Video Note:
Up at Cortina
20 July 2018

¶ We watched The Pink Panther — the first of Blake Edwards’s series of Eurotrash comedies. “Eurotrash” wasn’t the word back in 1963, but it seems to fit. How else to describe that noisy, aniline costume ball at the end? Claudia Cardinale maintains a certain prim dignity throughout, but she remains, after all, Claudia Cardinale, no diamond in the rough but simply a cabochon Tunisian adventuress. Poor Brenda de Banzie gamely impersonates a shrill party planner, not her sort at all, and for her pains generates the very discomfort more naturally aroused by Claire Trevor two years later in How to Murder Your Wife.

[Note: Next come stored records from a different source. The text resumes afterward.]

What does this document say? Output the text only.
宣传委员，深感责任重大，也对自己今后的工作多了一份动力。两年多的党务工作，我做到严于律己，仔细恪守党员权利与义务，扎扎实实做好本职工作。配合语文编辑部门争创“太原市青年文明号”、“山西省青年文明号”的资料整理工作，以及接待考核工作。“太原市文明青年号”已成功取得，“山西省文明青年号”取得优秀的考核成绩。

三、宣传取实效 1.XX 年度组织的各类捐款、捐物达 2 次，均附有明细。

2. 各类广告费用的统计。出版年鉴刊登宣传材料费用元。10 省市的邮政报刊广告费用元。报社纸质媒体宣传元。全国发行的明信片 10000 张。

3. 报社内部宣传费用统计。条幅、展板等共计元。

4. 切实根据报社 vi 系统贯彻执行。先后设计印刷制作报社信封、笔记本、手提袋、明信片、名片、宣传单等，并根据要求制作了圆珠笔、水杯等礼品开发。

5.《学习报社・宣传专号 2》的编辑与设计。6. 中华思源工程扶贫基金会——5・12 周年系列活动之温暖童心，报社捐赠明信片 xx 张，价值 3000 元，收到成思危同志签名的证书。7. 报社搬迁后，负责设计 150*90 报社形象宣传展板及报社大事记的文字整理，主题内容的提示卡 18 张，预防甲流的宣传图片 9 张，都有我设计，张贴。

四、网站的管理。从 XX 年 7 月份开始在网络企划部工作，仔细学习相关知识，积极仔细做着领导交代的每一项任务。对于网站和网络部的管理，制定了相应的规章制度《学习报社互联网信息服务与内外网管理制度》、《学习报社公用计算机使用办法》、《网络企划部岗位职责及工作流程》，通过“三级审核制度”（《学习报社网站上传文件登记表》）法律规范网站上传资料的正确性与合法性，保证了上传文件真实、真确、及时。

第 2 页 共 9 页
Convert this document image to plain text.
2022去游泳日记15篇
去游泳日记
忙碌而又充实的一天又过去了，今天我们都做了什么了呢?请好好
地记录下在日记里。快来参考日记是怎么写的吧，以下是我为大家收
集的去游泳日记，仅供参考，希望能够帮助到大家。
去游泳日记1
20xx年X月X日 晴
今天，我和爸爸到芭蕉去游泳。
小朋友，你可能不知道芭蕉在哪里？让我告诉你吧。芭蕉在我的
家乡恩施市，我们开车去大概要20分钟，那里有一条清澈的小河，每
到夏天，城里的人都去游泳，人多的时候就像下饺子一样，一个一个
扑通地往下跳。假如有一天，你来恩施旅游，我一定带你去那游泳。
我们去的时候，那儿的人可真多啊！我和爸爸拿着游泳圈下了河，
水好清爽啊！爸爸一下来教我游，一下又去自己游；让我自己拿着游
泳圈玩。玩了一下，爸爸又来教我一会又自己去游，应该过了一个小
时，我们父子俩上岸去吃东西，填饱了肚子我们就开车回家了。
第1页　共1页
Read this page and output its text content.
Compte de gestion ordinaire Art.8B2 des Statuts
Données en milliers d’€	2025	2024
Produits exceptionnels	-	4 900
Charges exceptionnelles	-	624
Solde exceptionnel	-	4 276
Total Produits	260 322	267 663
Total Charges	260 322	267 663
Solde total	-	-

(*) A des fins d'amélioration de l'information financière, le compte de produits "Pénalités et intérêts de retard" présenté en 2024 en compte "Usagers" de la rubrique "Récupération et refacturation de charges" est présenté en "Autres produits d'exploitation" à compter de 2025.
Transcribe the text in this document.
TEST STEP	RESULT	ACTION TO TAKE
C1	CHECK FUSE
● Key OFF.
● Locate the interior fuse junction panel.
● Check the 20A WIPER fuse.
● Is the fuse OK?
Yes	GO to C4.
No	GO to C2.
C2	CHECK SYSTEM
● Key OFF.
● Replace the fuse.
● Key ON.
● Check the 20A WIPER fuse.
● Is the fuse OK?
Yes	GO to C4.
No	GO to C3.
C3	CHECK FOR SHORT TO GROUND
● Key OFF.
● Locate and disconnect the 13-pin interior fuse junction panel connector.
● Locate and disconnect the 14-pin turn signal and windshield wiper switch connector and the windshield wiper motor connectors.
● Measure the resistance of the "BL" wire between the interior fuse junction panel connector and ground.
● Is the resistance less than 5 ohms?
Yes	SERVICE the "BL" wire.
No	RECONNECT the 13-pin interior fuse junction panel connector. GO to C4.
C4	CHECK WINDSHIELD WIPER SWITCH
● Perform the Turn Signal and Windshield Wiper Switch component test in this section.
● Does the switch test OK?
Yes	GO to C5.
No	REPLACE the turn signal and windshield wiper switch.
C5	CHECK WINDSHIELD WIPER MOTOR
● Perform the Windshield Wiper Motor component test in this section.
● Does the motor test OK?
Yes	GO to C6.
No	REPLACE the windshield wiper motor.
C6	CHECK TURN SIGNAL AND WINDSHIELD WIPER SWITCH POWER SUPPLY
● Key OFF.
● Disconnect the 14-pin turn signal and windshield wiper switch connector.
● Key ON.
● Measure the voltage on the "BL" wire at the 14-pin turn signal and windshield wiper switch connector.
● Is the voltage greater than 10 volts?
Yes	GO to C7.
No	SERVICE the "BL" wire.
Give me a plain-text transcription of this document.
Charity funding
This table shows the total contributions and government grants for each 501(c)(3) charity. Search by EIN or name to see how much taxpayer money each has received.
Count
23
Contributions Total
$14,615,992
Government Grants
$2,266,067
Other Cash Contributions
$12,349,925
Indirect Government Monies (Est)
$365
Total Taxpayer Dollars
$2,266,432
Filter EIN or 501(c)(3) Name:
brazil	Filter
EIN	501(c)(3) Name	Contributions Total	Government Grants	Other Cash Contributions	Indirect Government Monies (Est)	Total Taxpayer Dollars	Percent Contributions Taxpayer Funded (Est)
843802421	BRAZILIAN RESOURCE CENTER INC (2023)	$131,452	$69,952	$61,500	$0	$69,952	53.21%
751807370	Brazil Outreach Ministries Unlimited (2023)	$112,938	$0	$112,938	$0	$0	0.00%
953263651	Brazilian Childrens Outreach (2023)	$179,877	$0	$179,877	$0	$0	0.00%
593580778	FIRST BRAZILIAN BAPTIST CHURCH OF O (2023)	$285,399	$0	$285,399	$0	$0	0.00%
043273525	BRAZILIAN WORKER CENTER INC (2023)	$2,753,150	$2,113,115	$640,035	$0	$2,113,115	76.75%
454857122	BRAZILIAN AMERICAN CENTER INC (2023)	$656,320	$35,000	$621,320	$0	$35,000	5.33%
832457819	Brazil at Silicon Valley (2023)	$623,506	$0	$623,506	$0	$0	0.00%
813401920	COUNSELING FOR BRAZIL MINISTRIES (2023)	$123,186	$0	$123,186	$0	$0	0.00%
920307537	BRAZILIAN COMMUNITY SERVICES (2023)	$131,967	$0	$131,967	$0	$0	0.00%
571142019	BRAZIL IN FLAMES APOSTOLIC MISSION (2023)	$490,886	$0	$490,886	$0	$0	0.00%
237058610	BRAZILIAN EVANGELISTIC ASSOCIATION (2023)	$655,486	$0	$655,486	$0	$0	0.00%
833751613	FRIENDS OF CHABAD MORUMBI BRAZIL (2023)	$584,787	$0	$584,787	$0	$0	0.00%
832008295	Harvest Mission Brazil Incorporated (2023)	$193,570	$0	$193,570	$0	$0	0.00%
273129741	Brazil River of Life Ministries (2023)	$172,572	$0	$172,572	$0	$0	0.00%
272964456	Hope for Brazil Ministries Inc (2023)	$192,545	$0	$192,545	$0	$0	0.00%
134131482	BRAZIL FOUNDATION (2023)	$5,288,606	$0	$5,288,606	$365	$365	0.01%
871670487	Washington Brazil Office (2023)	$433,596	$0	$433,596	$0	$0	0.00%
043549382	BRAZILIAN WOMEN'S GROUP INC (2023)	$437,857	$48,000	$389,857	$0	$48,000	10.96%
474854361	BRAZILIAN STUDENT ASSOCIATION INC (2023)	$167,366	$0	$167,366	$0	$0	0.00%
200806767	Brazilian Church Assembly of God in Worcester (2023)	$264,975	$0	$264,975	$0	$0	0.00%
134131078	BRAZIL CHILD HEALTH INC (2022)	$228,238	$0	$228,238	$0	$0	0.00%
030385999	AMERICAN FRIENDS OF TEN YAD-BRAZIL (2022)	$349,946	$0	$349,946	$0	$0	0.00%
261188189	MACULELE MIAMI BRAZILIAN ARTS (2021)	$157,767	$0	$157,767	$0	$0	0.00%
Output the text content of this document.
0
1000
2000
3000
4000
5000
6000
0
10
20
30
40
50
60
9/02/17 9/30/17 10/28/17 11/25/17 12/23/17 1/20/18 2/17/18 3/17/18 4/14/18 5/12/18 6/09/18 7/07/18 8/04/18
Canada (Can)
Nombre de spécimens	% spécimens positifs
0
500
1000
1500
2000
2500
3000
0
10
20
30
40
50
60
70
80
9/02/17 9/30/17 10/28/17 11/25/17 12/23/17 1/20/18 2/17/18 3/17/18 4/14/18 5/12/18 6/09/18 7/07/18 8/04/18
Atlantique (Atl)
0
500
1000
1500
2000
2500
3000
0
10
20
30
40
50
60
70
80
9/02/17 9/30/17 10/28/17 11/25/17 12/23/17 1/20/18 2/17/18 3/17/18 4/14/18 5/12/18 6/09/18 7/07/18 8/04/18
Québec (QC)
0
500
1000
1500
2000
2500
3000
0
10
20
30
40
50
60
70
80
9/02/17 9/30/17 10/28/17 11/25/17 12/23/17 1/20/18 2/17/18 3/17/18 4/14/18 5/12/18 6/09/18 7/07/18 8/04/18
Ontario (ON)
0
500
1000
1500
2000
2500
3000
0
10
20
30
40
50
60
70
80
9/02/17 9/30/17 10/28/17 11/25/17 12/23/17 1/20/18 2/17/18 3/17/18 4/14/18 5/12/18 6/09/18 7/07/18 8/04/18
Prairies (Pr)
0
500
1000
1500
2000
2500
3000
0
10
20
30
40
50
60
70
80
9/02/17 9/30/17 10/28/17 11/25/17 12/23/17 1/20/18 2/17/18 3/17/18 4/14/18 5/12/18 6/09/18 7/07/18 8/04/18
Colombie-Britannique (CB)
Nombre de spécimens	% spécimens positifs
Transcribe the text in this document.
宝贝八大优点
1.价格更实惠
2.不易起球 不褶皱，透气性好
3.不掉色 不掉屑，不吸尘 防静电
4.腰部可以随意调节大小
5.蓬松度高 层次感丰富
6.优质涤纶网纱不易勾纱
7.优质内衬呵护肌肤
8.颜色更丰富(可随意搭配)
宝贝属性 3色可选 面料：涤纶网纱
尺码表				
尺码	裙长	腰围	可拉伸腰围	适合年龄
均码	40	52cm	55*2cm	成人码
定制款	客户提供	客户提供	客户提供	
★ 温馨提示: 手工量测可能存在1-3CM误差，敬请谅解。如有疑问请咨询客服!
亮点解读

The real question is this, though: David Niven? David Niven was a leading man in 1963, despite being only ten years younger than the century. It was a convincing act at the time — it never seemed odd to me — but now he looks like a character actor pushed into the spotlight. Whereas Robert Wagner, who ought to have been the romantic lead, looks too young — soft, really. Perhaps it is the essence of this knockdown café-society milieu that nobody can be reliably clever and unscrupulously rich — fully attractive — before the age of forty.

The marriage enacted by Peter Sellers and Capucine is nothing more than farce curdled into sitcom.

Did I say that we watched it? Kathleen read mostly, then shopped for things at eBay. The Pink Panther was just as brainless as it was the first time.